SHARE Hub for Gig Workers, Community Board Diversity Top Manhattan BP To-Do List

A food delivery workers among pedestrians in Midtown, Manhattan. Nov. 18, 2021.

Ben Fractenberg/THE CITY

New Manhattan Borough President Mark Levine is aiming to create a “resources center” for gig economy workers like deliveristas, while also shaking up diversity on his community boards –– aiming to recruit more cyclists and pedestrians.

Both initiatives are part of Levine’s “transition report,” which details 29 long-term goals organized under several priorities that include equity, public health, and resiliency and sustainability. 

The gig workers support hub would be used for independent contractors to get more information about issues such as wage theft, according to the plan. The borough president’s office would also provide services for how to sign up for healthcare. 

Initially, they’ll run some services out of a conference room in the Municipal Building, where freelancers and other gig workers would be allowed to work and access educational services. But Levine is pledging to use capital funding allocated to the office to create a separate hub in Manhattan.

“I’m concerned about the lack of infrastructure for the growing number of gig economy workers in Manhattan,” Levine told THE CITY in a phone interview on Thursday. 

The idea is separate from push for dedicated hubs by Sen. Chuck Schumer (D-N.Y.), which Levine also supports. 

Manhattan Borough President Mark Levine.

William Alatriste/NYC Council

Organizers for Los Deliveristas Unidos, a group that advocates for thousands of app-based food delivery workers, are supportive of having an open space in Manhattan for gig workers but stressed the need for full-fledged hubs dedicated for workers.

Hundreds come in and out of Los Deliveristas Unidos’ office in Williamsburg, Brooklyn, regularly for various needs, from using the bathroom to questions about what to do if they get into an accident, according to Hildalyn Colon-Hernandez, the director of policy and strategic partnerships for the group.

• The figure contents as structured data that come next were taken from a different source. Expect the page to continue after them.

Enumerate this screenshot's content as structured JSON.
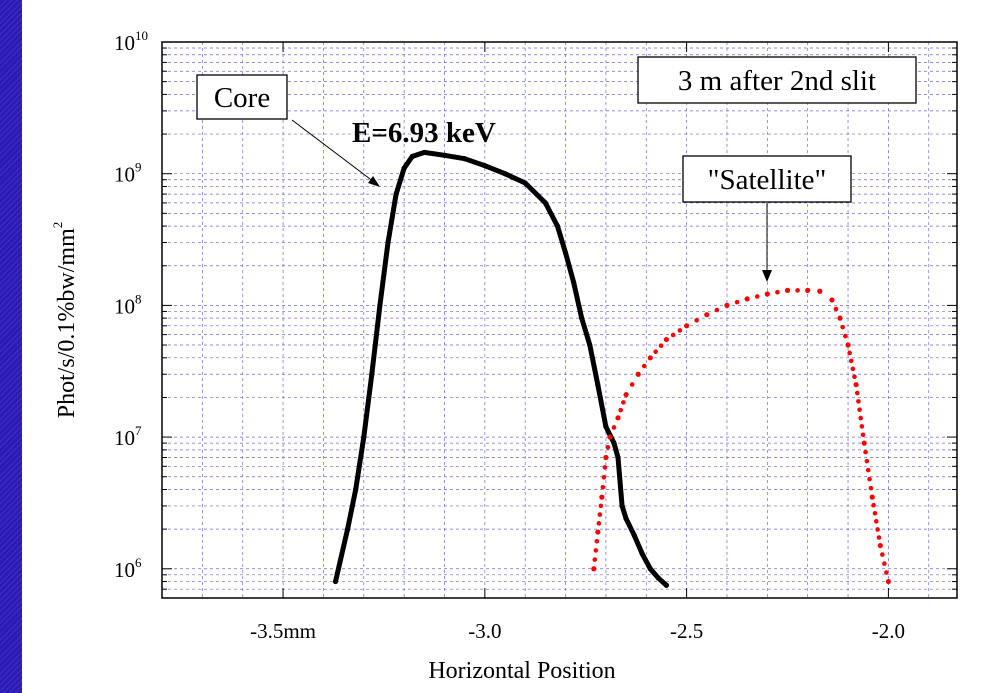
{
  "chart_data": {
    "type": "scatter",
    "title": "",
    "xlabel": "Horizontal Position",
    "ylabel": "Phot/s/0.1%bw/mm",
    "ylabel_superscript": "2",
    "y_scale": "log",
    "xlim": [
      -3.8,
      -1.83
    ],
    "ylim": [
      600000,
      10000000000
    ],
    "grid": true,
    "x_ticks": [
      {
        "value": -3.5,
        "label": "-3.5mm"
      },
      {
        "value": -3.0,
        "label": "-3.0"
      },
      {
        "value": -2.5,
        "label": "-2.5"
      },
      {
        "value": -2.0,
        "label": "-2.0"
      }
    ],
    "y_ticks": [
      {
        "value": 1000000,
        "base": "10",
        "exp": "6"
      },
      {
        "value": 10000000,
        "base": "10",
        "exp": "7"
      },
      {
        "value": 100000000,
        "base": "10",
        "exp": "8"
      },
      {
        "value": 1000000000,
        "base": "10",
        "exp": "9"
      },
      {
        "value": 10000000000,
        "base": "10",
        "exp": "10"
      }
    ],
    "annotations": {
      "core_label": "Core",
      "energy_label": "E=6.93 keV",
      "location_label": "3 m after 2nd slit",
      "satellite_label": "\"Satellite\""
    },
    "series": [
      {
        "color": "#000000",
        "style": "thick-line",
        "points": [
          [
            -3.37,
            800000
          ],
          [
            -3.34,
            2000000
          ],
          [
            -3.32,
            4000000
          ],
          [
            -3.3,
            10000000
          ],
          [
            -3.28,
            30000000
          ],
          [
            -3.26,
            100000000
          ],
          [
            -3.24,
            300000000
          ],
          [
            -3.22,
            700000000
          ],
          [
            -3.2,
            1100000000
          ],
          [
            -3.18,
            1350000000
          ],
          [
            -3.15,
            1450000000
          ],
          [
            -3.1,
            1380000000
          ],
          [
            -3.05,
            1300000000
          ],
          [
            -3.0,
            1150000000
          ],
          [
            -2.95,
            1000000000
          ],
          [
            -2.9,
            850000000
          ],
          [
            -2.85,
            600000000
          ],
          [
            -2.82,
            400000000
          ],
          [
            -2.8,
            250000000
          ],
          [
            -2.78,
            150000000
          ],
          [
            -2.76,
            80000000
          ],
          [
            -2.74,
            50000000
          ],
          [
            -2.72,
            25000000
          ],
          [
            -2.7,
            12000000
          ],
          [
            -2.68,
            9000000
          ],
          [
            -2.67,
            7000000
          ],
          [
            -2.66,
            3000000
          ],
          [
            -2.65,
            2400000
          ],
          [
            -2.63,
            1800000
          ],
          [
            -2.61,
            1300000
          ],
          [
            -2.59,
            1000000
          ],
          [
            -2.57,
            850000
          ],
          [
            -2.55,
            750000
          ]
        ]
      },
      {
        "color": "#ff0000",
        "style": "dotted",
        "points": [
          [
            -2.73,
            1000000
          ],
          [
            -2.72,
            1900000
          ],
          [
            -2.71,
            3500000
          ],
          [
            -2.7,
            7000000
          ],
          [
            -2.69,
            10000000
          ],
          [
            -2.67,
            14000000
          ],
          [
            -2.65,
            21000000
          ],
          [
            -2.62,
            30000000
          ],
          [
            -2.59,
            40000000
          ],
          [
            -2.55,
            55000000
          ],
          [
            -2.5,
            70000000
          ],
          [
            -2.45,
            85000000
          ],
          [
            -2.4,
            100000000
          ],
          [
            -2.35,
            112000000
          ],
          [
            -2.3,
            122000000
          ],
          [
            -2.25,
            130000000
          ],
          [
            -2.2,
            130000000
          ],
          [
            -2.17,
            128000000
          ],
          [
            -2.14,
            110000000
          ],
          [
            -2.12,
            80000000
          ],
          [
            -2.1,
            50000000
          ],
          [
            -2.08,
            25000000
          ],
          [
            -2.06,
            9000000
          ],
          [
            -2.04,
            3500000
          ],
          [
            -2.02,
            1500000
          ],
          [
            -2.0,
            800000
          ]
        ]
      }
    ]
  }
}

“‘I got deactivated,’ ‘The app doesn’t pay me,’ ‘I got into an accident — what do I do?’” said Colon-Hernandez, detailing some of the issues workers bring up. “Wage theft is real in the apps world –– ‘What do I do, how do I fix it, how do I deal with that?’”

Workers have said they want multiple hubs in Manhattan, given that it’s the busiest borough for deliveries. Ideally, these spots would have room for app-based workers to rest, conference with staff about work-related issues and charge electric bicycles. 

Gustavo Ajche, a delivery worker from Bensonhurst and a co-founder of Los Deliveristas, said the proposed one hub focused on informational services is a decent start, but that full fledged service centers are still needed across Manhattan.

“I think it has to work out so it’ll be in different locations in the city, like two or three places,” said Ajche. “One in Downtown, one in Midtown, one in uptown, because we’re talking about a lot of workers, not just a small group.”

Walkers Wanted

Meanwhile, Deputy Manhattan Borough President Keisha Sutton-James is now charged with creating new processes and outreach in order to recruit diverse members to serve on community boards, whose members are appointed by borough presidents. 

Diversity among New York City’s community boards, which tend to have more white residents than the neighborhoods they represent, has been a longstanding issue.

The BP’s office will also add questions to discern whether or not an applicant owns a car, and allow people to identify as cyclists and pedestrians, as well as union members, seniors, young residents and people with disabilities.

“For a longtime there’s been questions on whether you’re a renter or an owner, because it makes it easier to ensure you have a diversity of perspectives in that way. But we haven’t had that for how to get around,” said Levine. “There’s so much that boards have to deal with that’s impacted by how you get around.”

Levine added, “And there are boards in Manhattan where people who don’t get around by car are underrepresented. That influences policy debates and we want every perspective, car owners included.” 

About 22% of Manhattan residents walk to work, a higher rate than in any other borough, according to the Census Bureau.  

“If we’re talking about something like bus lanes we know that bus riders are underrepresented on community boards based on sheer population of people who ride buses and sheer population of people who participate on community boards,” said Juan Restrepo, a senior organizer with Transportation Alternatives. 

“It’s fantastic that Borough President Levine and his team are looking to attack that inadequacy and inequality in the community board vetting process because diversity comes from many different aspects of life,” he added.

The deadline for applications to serve on Manhattan’s community boards is March 1.